Wallace Irwin (1875-1959) was a well-known humorist in the early 1900s. Born in Oneida, New York and raised in Colorado, Irwin attended Stanford University where he edited two humor magazines, but was expelled for writing satirical poetry about the faculty. Afterwards, Irwin wrote for the Overland Monthly and San Francisco Examiner, and hung out with the local bohemian crowd. (Getting kicked out of a university seems to have been a requirement for local humorists: in 1894, Gelett Burgess was fired by UC Berkeley after pulling down a statue of pro-temperance campaigner Henry Cogswell. Burgess clearly saw a kindred soul in Irwin.)
For a book that sold so well, its creation was almost an accident. In his memoir, Irwin wrote that Burgess was looking through Irwin’s papers one day and noticed a slang sonnet written some years before. Burgess said, “It would be fun to make that part of a classic sonnet cycle, such as Petrarch wrote.”2Wallace Irwin, “I Look at Me,” typed manuscript, 132–33. Wallace Irwin papers, Bancroft Library, University of California, Berkeley. Irwin continued:

[The sonnets] rippled off the typewriter with no intention of being more than a literary prank. Burgess was generous enough to write the introduction, a mockpedantic essay in highly styled English. My neighbor Morgan Shepard and his partner Paul Elder recklessly offered to publish it as a sort of a gay pamphlet with a sale price of 25 cents. Its lacquer red paper cover featured the gentle cynicism “Showing how Vanity is still on deck / And humble Virtue gets it in the neck.” The bargain price contributed to its popularity, no doubt. A stingy first edition leaped toward more and larger editions so that the callow author was struck dumb by the prodigy. Reviewers were praising it all over the country. . . . And the sales went up to 130,000.

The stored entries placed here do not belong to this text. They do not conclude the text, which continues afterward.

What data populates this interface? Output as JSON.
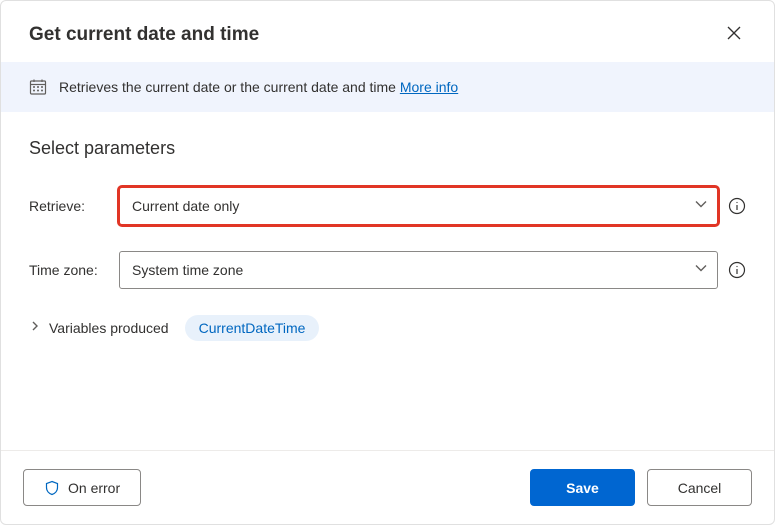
{
  "header": {
    "title": "Get current date and time"
  },
  "banner": {
    "text": "Retrieves the current date or the current date and time ",
    "more_info_label": "More info"
  },
  "section_title": "Select parameters",
  "params": {
    "retrieve": {
      "label": "Retrieve:",
      "value": "Current date only"
    },
    "timezone": {
      "label": "Time zone:",
      "value": "System time zone"
    }
  },
  "variables": {
    "label": "Variables produced",
    "chip": "CurrentDateTime"
  },
  "footer": {
    "on_error": "On error",
    "save": "Save",
    "cancel": "Cancel"
  }
}
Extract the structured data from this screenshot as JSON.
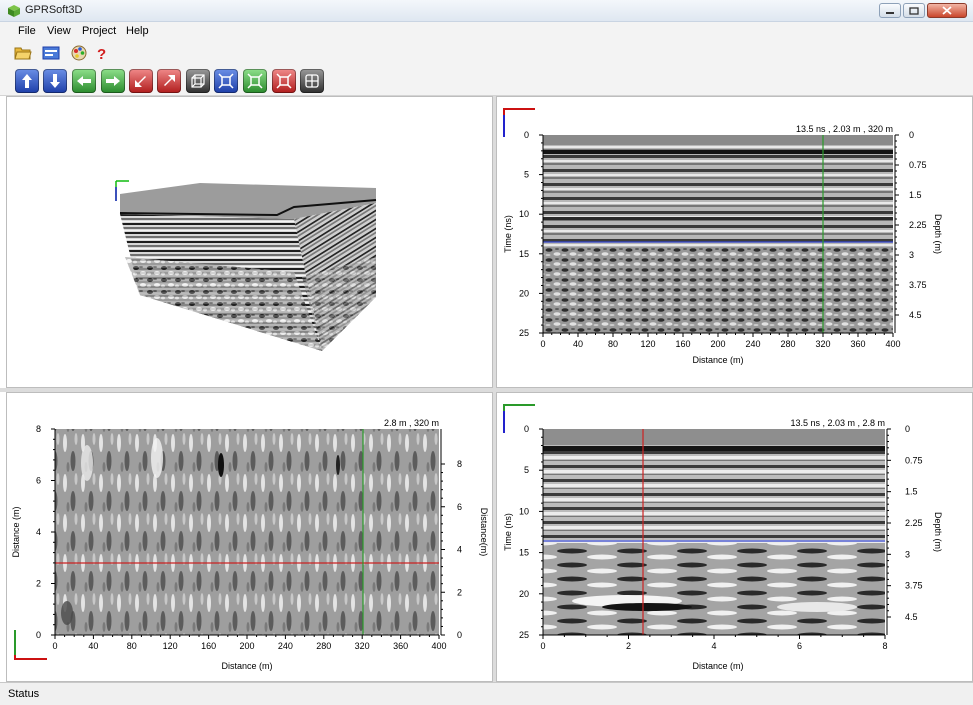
{
  "window": {
    "title": "GPRSoft3D"
  },
  "menu": [
    "File",
    "View",
    "Project",
    "Help"
  ],
  "toolbar1": [
    {
      "icon": "open-folder-icon"
    },
    {
      "icon": "project-settings-icon"
    },
    {
      "icon": "color-palette-icon"
    },
    {
      "icon": "help-icon"
    }
  ],
  "toolbar2": [
    {
      "icon": "move-up-icon",
      "color": "#1d3ea8"
    },
    {
      "icon": "move-down-icon",
      "color": "#1d3ea8"
    },
    {
      "icon": "move-left-icon",
      "color": "#2a8a2c"
    },
    {
      "icon": "move-right-icon",
      "color": "#2a8a2c"
    },
    {
      "icon": "move-diagonal-down-icon",
      "color": "#b01c1c"
    },
    {
      "icon": "move-diagonal-up-icon",
      "color": "#b01c1c"
    },
    {
      "icon": "cube-view-icon",
      "color": "#2f2f2f"
    },
    {
      "icon": "select-blue-icon",
      "color": "#1d3ea8"
    },
    {
      "icon": "select-green-icon",
      "color": "#2a8a2c"
    },
    {
      "icon": "select-red-icon",
      "color": "#b01c1c"
    },
    {
      "icon": "grid-icon",
      "color": "#2f2f2f"
    }
  ],
  "views": {
    "top_right": {
      "readout": "13.5 ns , 2.03 m , 320   m",
      "xlabel": "Distance (m)",
      "ylabel_left": "Time (ns)",
      "ylabel_right": "Depth (m)",
      "xticks": [
        "0",
        "40",
        "80",
        "120",
        "160",
        "200",
        "240",
        "280",
        "320",
        "360",
        "400"
      ],
      "yticks_left": [
        "0",
        "5",
        "10",
        "15",
        "20",
        "25"
      ],
      "yticks_right": [
        "0",
        "0.75",
        "1.5",
        "2.25",
        "3",
        "3.75",
        "4.5"
      ]
    },
    "bottom_left": {
      "readout": "2.8 m ,  320   m",
      "xlabel": "Distance (m)",
      "ylabel_left": "Distance (m)",
      "ylabel_right": "Distance(m)",
      "xticks": [
        "0",
        "40",
        "80",
        "120",
        "160",
        "200",
        "240",
        "280",
        "320",
        "360",
        "400"
      ],
      "yticks_left": [
        "0",
        "2",
        "4",
        "6",
        "8"
      ],
      "yticks_right": [
        "0",
        "2",
        "4",
        "6",
        "8"
      ]
    },
    "bottom_right": {
      "readout": "13.5 ns , 2.03 m , 2.8 m",
      "xlabel": "Distance (m)",
      "ylabel_left": "Time (ns)",
      "ylabel_right": "Depth (m)",
      "xticks": [
        "0",
        "2",
        "4",
        "6",
        "8"
      ],
      "yticks_left": [
        "0",
        "5",
        "10",
        "15",
        "20",
        "25"
      ],
      "yticks_right": [
        "0",
        "0.75",
        "1.5",
        "2.25",
        "3",
        "3.75",
        "4.5"
      ]
    }
  },
  "colors": {
    "time_cursor": "#3344cc",
    "distance_cursor_green": "#2a9a2a",
    "distance_cursor_red": "#cc2222"
  },
  "status": {
    "text": "Status"
  }
}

The Love Sonnets of a Hoodlum appeared in both red paper wraps and colorful fabric wraps. Ten fabric-covered examples have been seen so far, all different, and all (with one exception) made with bright white-and-red fabrics similar to the one shown on this page. There was also an autograph edition of 100 copies, in paper over boards.
Irwin’s humor has not aged well. In Love Sonnets of a Hoodlum, our hoodlum hero fancies a lady and attempts to win her favor, but neither Irwin’s slang nor his references will be familiar to today’s readers.
Most disturbing to modern sensibilities, however, is Irwin’s racial humor. In Sonnet II below, he caricatures both Italians (“Dago”) and Jews (“Cohenstein”). More was to come: in 1907 Irwin began a long serial for Colliers magazine purporting to be the letters of a 35-year-old Japanese “boy,” going so far as to call the fourth volume Yellow Peril, and posing for the cover photograph himself in yellow makeup.
Irwin wrote many other works, including the 1935 novel The Julius Caesar Murder Case, which is generally credited as the first mystery novel set in antiquity.
Updated 2026-01-19



- 1San Francisco Chronicle, February 23, 1902, p4
- 2Wallace Irwin, “I Look at Me,” typed manuscript, 132–33. Wallace Irwin papers, Bancroft Library, University of California, Berkeley.